When you’re the top ransomware group, rivals and scammers can be counted on to try to take you down.
Reports that Europol is offering a $50,000 reward for information on two senior members of the Qilin ransomware group are false, the European law enforcement agency said today.
Australia’s Cyber Daily and other cybersecurity news sites had reported that Europol had posted on one of its Telegram channels a reward for information on two Qilin admins, who allegedly use the aliases Haise and XORacle.
A Europol spokesperson told The Cyber Express today, “This is a scam, this message doesn’t come from Europol.”
Qilin has been the top ransomware group in recent months by a significant margin, so it’s possible the scam message could be the work of a rival trying to do damage. It could also be fallout from internal conflict within the Qilin group.

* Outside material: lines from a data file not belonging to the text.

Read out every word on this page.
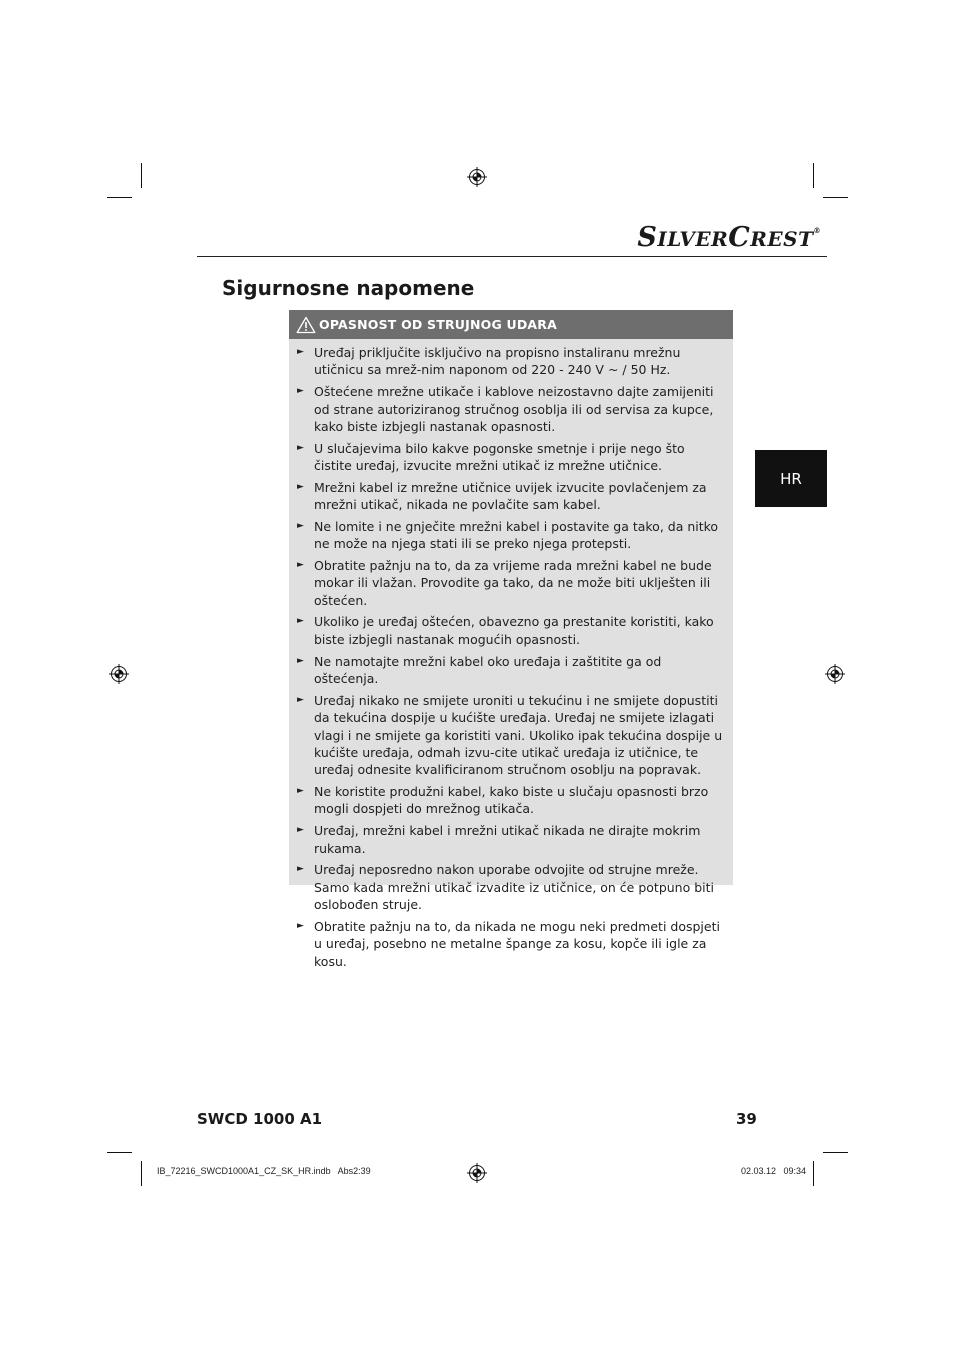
SILVERCREST®
Sigurnosne napomene
HR
OPASNOST OD STRUJNOG UDARA
► Uređaj priključite isključivo na propisno instaliranu mrežnu utičnicu sa mrež-nim naponom od 220 - 240 V ~ / 50 Hz.
► Oštećene mrežne utikače i kablove neizostavno dajte zamijeniti od strane autoriziranog stručnog osoblja ili od servisa za kupce, kako biste izbjegli nastanak opasnosti.
► U slučajevima bilo kakve pogonske smetnje i prije nego što čistite uređaj, izvucite mrežni utikač iz mrežne utičnice.
► Mrežni kabel iz mrežne utičnice uvijek izvucite povlačenjem za mrežni utikač, nikada ne povlačite sam kabel.
► Ne lomite i ne gnječite mrežni kabel i postavite ga tako, da nitko ne može na njega stati ili se preko njega protepsti.
► Obratite pažnju na to, da za vrijeme rada mrežni kabel ne bude mokar ili vlažan. Provodite ga tako, da ne može biti uklješten ili oštećen.
► Ukoliko je uređaj oštećen, obavezno ga prestanite koristiti, kako biste izbjegli nastanak mogućih opasnosti.
► Ne namotajte mrežni kabel oko uređaja i zaštitite ga od oštećenja.
► Uređaj nikako ne smijete uroniti u tekućinu i ne smijete dopustiti da tekućina dospije u kućište uređaja. Uređaj ne smijete izlagati vlagi i ne smijete ga koristiti vani. Ukoliko ipak tekućina dospije u kućište uređaja, odmah izvu-cite utikač uređaja iz utičnice, te uređaj odnesite kvalificiranom stručnom osoblju na popravak.
► Ne koristite produžni kabel, kako biste u slučaju opasnosti brzo mogli dospjeti do mrežnog utikača.
► Uređaj, mrežni kabel i mrežni utikač nikada ne dirajte mokrim rukama.
► Uređaj neposredno nakon uporabe odvojite od strujne mreže. Samo kada mrežni utikač izvadite iz utičnice, on će potpuno biti oslobođen struje.
► Obratite pažnju na to, da nikada ne mogu neki predmeti dospjeti u uređaj, posebno ne metalne špange za kosu, kopče ili igle za kosu.
SWCD 1000 A1	39
IB_72216_SWCD1000A1_CZ_SK_HR.indb   Abs2:39	02.03.12   09:34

Qilin Ransomware Group Claims 356 Victims Since April
Cyble threat intelligence researchers have documented 695 victims of the Qilin ransomware group since it first emerged in 2022.
However, more than half of those claimed victims – 356 – have occurred since longtime leader RansomHub went offline at the end of March in a possible act of sabotage by rival DragonForce.
Those 356 victims are 143 more than Akira, the second most active ransomware group since April (chart below) – and could be why some in the cybercrime world are taking notice.
NHS Ransomware Attack was Qilin’s Most Disruptive
Perhaps Qilin’s most notorious attack occurred in June 2024, when a ransomware attack on UK pathology services provider Synnovis caused service disruptions at major London NHS hospitals, an attack that one official called “one of the most unpleasant and impactful cyber incidents in the UK in recent years.”
One consequence of that devastating attack was a 96% drop in blood sampling in London hospitals in the weeks after the attack.
Healthcare ransomware attacks aside, part of Qilin’s staying power has been its ability to target a wide range of sectors and industries; the chart below, from Cyble, details the top sectors targeted by Qilin since April.
This article has been updated to reflect Europol’s comments that the Telegram message was fake.